I'm doing CNN and trying split my data into training and testing datasets. After splitting, I want to use sklearn.preprocessing.StandardScaler
to scale my testing data with the parameters of training data.
So before scaling, I need to split the data. I'm gonna use sklearn.model_selection.train_test_split
, but to use that method I have to convert my data into a pandas.DataFrame
. Since my data are for CNN, their lengths don't meet the requirements of a DataFrame
print(x.shape, delta.shape, z.shape, y.shape, non_spatial_data.shape, p.shape, g.shape)
# (15000, 175) (15000, 175) (15000, 175) (15000, 1225) (15000, 264) (15000, 175) (15000, 175)
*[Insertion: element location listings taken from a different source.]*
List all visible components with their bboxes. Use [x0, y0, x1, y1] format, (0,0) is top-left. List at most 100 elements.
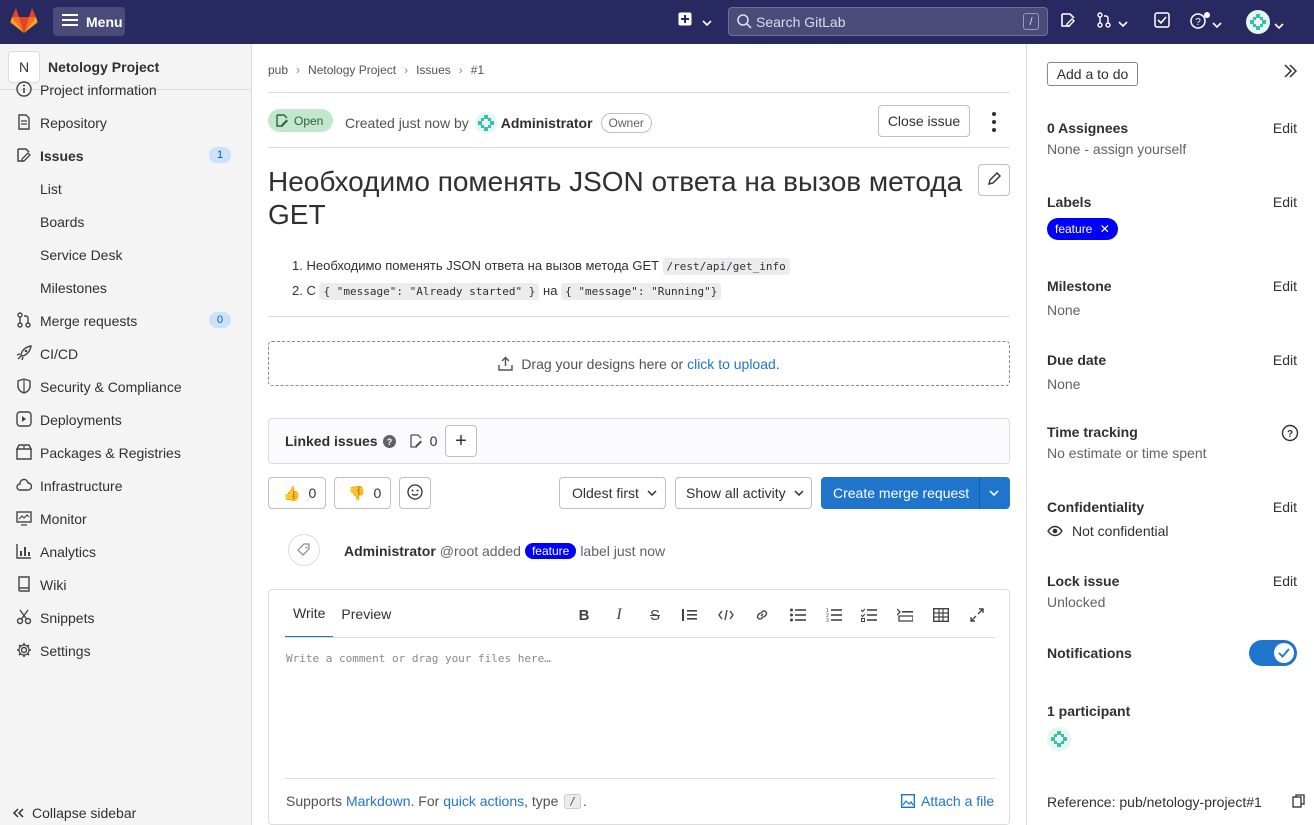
- sidebar-item-merge-requests[interactable]: Merge requests 0: [0, 304, 252, 337]
- quick-actions-link[interactable]: quick actions: [443, 793, 524, 809]
- bold-icon[interactable]: B: [575, 606, 593, 624]
- close-issue-button[interactable]: Close issue: [878, 105, 970, 137]
- edit-title-button[interactable]: [978, 164, 1010, 196]
- created-text: Created just now by: [345, 115, 469, 131]
- issues-nav-icon[interactable]: [1060, 12, 1076, 28]
- sidebar-item-label: Project information: [40, 81, 157, 98]
- assignees-section: 0 Assignees None - assign yourself Edit: [1047, 120, 1297, 157]
- link-icon[interactable]: [753, 606, 771, 624]
- table-icon[interactable]: [932, 606, 950, 624]
- upload-link[interactable]: click to upload: [687, 356, 776, 372]
- sidebar-item-infrastructure[interactable]: Infrastructure: [0, 469, 252, 502]
- search-icon: [737, 14, 752, 29]
- thumbs-up-button[interactable]: 👍 0: [268, 477, 326, 509]
- sidebar-item-list[interactable]: List: [0, 172, 252, 205]
- svg-text:3: 3: [826, 618, 829, 622]
- numbered-list-icon[interactable]: 123: [825, 606, 843, 624]
- copy-icon[interactable]: [1292, 794, 1305, 808]
- milestone-section: Milestone None Edit: [1047, 278, 1297, 318]
- question-icon[interactable]: ?: [382, 434, 396, 448]
- bullet-list-icon[interactable]: [789, 606, 807, 624]
- sidebar-item-project-information[interactable]: Project information: [0, 73, 252, 106]
- sidebar-item-analytics[interactable]: Analytics: [0, 535, 252, 568]
- sidebar-item-deployments[interactable]: Deployments: [0, 403, 252, 436]
- label-badge[interactable]: feature: [524, 543, 577, 559]
- collapsible-icon[interactable]: [896, 606, 914, 624]
- sidebar-item-snippets[interactable]: Snippets: [0, 601, 252, 634]
- tab-write[interactable]: Write: [285, 590, 334, 638]
- system-note: Administrator @root added feature label …: [268, 534, 1010, 568]
- strikethrough-icon[interactable]: S: [646, 606, 664, 624]
- sidebar-item-security-compliance[interactable]: Security & Compliance: [0, 370, 252, 403]
- note-handle: @root added: [439, 543, 521, 559]
- breadcrumb-item[interactable]: pub: [268, 63, 288, 77]
- sidebar-item-wiki[interactable]: Wiki: [0, 568, 252, 601]
- user-menu[interactable]: [1246, 10, 1284, 37]
- sidebar-item-monitor[interactable]: Monitor: [0, 502, 252, 535]
- add-reaction-button[interactable]: [399, 477, 431, 509]
- sidebar-item-milestones[interactable]: Milestones: [0, 271, 252, 304]
- edit-assignees-button[interactable]: Edit: [1273, 120, 1297, 136]
- more-actions-button[interactable]: [984, 109, 1004, 133]
- sidebar-item-label: Merge requests: [40, 312, 138, 329]
- milestone-value: None: [1047, 302, 1081, 318]
- avatar: [474, 112, 497, 134]
- fullscreen-icon[interactable]: [968, 606, 986, 624]
- double-chevron-left-icon: [12, 805, 24, 821]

The above are the sizes of my data after being flattened. 15000 is the sample size. You can see the lengths of different data are different, which makes me unable to convert them into DataFrame. So how can I do the splitting only using numpy? Or is there any other method to do the whole splitting and scaling process?
PS: The data I am using for CNN are not really images. They are some data with spatial properties.
CodePudding user response:
Here's working example:
import pandas as pd
import numpy as np
a = np.array([1, 2, 3, 4, 5, 6, 7, 8, 9, 10])
b = np.array([1, 2, 3, 4, 5, 6, 7, 8, 9, 10])
c = np.array([1, 2, 3, 4, 5, 6, 7, 8, 9, 10])
n = 0.2
spl = None
for arr in [a, b, c]:
if spl is None:
rand_ind = np.random.choice(range(len(arr)), len(arr))
spl, remaining = np.split(rand_ind, [int(n * len(rand_ind))])
print([arr[i] for i in spl])
CodePudding user response:
From Mr. svfat's answer, I find that I am overthinking. And my question has made Mr. svfat overthink, too. In summary, to split data, we just need to randomly pick a fixed ratio of the indices and apply them to slice each data.